Although the photos are, at first glance, shots of people who happen to be in a bar, for Banasiak, the appeal is photographing people in spaces where they feel relaxed.
“I’ll be able to get an iconic image of somebody wrapped in the kind of environment and atmosphere that says something about who they are instead of just a picture of physical information,” he said. “The challenge is to get something beyond the physical information and something that is more psychological and meaningful.”
Banasiak grew up in Harvey, just south of Chicago. Although his grandparents were illiterate, their language was more about symbolism and connection, often through the arrangement of objects.
“My grandmother was fluent in the language of flowers,” he said. “She had great big gardens and had a connection to every plant. When she gave a bouquet to someone it was like Morse code.”
After graduating from high school, Banasiak figured he would follow in his father’s footsteps and work in a factory. Instead, a high school teacher, impressed with some of his paintings and drawings, took Banasiak aside and convinced him to apply to the Art Institute of Chicago. He was accepted and given a full scholarship.
When he entered the program, Banasiak was raw, knowing little about art or art history, but he quickly began to soak things up, working as a night watchman in the school’s museum where “I memorized every damn painting at night.”
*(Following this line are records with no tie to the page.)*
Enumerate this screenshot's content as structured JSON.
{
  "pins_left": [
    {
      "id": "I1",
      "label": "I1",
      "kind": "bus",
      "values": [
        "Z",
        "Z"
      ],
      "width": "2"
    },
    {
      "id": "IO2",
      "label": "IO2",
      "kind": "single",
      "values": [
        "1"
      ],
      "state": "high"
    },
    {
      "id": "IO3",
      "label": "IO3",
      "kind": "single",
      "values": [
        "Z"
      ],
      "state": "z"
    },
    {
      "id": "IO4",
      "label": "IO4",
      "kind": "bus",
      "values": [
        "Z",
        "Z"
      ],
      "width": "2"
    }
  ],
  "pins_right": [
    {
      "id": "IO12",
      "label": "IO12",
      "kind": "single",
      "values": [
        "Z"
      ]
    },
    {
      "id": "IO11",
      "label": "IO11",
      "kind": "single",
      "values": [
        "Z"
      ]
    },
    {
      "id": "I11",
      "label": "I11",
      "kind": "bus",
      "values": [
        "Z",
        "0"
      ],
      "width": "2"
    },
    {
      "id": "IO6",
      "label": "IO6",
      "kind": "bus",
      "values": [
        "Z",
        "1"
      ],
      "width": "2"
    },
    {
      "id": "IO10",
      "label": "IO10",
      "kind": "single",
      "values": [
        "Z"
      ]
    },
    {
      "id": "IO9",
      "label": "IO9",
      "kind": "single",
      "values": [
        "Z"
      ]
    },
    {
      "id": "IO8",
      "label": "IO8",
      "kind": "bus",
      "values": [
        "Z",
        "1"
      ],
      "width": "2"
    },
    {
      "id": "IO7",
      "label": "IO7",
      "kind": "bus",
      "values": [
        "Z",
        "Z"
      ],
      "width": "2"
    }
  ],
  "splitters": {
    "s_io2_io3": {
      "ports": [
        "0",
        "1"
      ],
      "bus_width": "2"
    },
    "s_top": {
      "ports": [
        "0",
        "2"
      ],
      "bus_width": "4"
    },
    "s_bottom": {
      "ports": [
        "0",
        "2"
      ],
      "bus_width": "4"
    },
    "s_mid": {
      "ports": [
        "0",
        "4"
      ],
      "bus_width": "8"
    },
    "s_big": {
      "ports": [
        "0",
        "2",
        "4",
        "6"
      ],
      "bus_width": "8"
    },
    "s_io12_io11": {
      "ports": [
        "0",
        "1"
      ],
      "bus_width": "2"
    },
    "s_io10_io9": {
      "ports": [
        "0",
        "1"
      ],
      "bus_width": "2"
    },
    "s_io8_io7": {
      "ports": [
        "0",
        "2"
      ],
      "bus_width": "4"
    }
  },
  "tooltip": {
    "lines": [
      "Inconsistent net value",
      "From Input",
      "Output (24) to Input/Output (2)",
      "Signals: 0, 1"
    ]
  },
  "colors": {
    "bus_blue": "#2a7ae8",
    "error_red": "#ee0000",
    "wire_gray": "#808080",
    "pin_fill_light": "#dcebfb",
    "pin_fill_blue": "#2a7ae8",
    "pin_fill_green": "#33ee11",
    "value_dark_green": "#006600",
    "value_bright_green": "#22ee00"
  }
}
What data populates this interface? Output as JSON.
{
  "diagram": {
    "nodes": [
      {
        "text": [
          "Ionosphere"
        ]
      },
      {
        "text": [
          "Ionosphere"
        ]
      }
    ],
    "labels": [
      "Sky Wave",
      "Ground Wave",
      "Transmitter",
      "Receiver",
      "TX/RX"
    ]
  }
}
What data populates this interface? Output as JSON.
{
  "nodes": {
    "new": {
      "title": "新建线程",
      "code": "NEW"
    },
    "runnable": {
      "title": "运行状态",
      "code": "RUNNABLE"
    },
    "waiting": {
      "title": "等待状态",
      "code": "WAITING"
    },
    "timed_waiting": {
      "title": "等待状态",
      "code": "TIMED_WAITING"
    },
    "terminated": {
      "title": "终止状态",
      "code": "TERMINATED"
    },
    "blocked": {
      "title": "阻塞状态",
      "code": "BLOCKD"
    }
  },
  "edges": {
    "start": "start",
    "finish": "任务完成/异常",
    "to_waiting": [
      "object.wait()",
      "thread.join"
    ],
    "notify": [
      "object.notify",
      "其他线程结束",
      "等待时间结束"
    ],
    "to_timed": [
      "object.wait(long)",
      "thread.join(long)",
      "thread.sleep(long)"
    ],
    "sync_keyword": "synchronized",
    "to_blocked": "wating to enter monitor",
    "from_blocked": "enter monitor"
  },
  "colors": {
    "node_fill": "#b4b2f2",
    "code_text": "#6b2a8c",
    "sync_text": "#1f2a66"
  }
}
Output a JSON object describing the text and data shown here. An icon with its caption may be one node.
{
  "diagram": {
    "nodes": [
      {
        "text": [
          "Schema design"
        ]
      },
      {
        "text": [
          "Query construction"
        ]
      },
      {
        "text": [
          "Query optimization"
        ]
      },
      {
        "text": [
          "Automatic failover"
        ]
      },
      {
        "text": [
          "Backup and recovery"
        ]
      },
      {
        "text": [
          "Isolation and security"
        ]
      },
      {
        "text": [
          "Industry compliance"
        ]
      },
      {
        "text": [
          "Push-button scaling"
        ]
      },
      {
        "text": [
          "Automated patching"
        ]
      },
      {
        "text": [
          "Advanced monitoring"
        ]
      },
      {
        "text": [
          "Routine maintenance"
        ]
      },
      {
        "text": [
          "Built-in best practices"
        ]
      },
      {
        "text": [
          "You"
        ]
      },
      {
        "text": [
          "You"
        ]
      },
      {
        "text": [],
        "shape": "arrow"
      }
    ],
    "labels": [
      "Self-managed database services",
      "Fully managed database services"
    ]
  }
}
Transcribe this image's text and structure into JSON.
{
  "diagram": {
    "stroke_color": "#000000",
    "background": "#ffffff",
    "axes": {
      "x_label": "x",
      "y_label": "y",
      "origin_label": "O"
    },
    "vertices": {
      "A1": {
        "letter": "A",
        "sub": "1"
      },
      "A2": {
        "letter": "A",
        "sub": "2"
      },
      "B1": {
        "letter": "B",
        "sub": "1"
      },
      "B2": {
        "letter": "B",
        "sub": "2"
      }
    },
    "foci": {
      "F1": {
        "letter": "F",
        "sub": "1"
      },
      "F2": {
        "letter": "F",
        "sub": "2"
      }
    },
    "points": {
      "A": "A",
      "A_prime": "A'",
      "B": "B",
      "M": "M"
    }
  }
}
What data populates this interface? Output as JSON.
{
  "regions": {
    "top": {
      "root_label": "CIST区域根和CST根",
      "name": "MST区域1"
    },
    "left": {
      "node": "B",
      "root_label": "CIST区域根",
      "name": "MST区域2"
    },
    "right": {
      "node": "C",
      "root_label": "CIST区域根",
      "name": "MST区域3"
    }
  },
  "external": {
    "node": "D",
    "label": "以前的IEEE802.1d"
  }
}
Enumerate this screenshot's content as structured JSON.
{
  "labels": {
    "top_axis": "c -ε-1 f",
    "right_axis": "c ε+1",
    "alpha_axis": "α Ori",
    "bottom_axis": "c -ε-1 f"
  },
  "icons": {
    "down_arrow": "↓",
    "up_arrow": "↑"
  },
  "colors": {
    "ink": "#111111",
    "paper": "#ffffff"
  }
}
“It was amazing,” he said. “It wasn’t a feeling of fear that I didn’t know all this stuff. I just looked at it like a whole new adventure and I thought, oh man, I’m going to love this.”
One day, a visiting photographer asked Banasiak to show him some of his work and offered up some feedback; it turned out to be Walker Evans.
“I didn’t know the history of these guys and I kick myself now; that’s one of the disadvantages of not being steeped into the art world,” he said. “If I had known who they were I would have asked better questions.”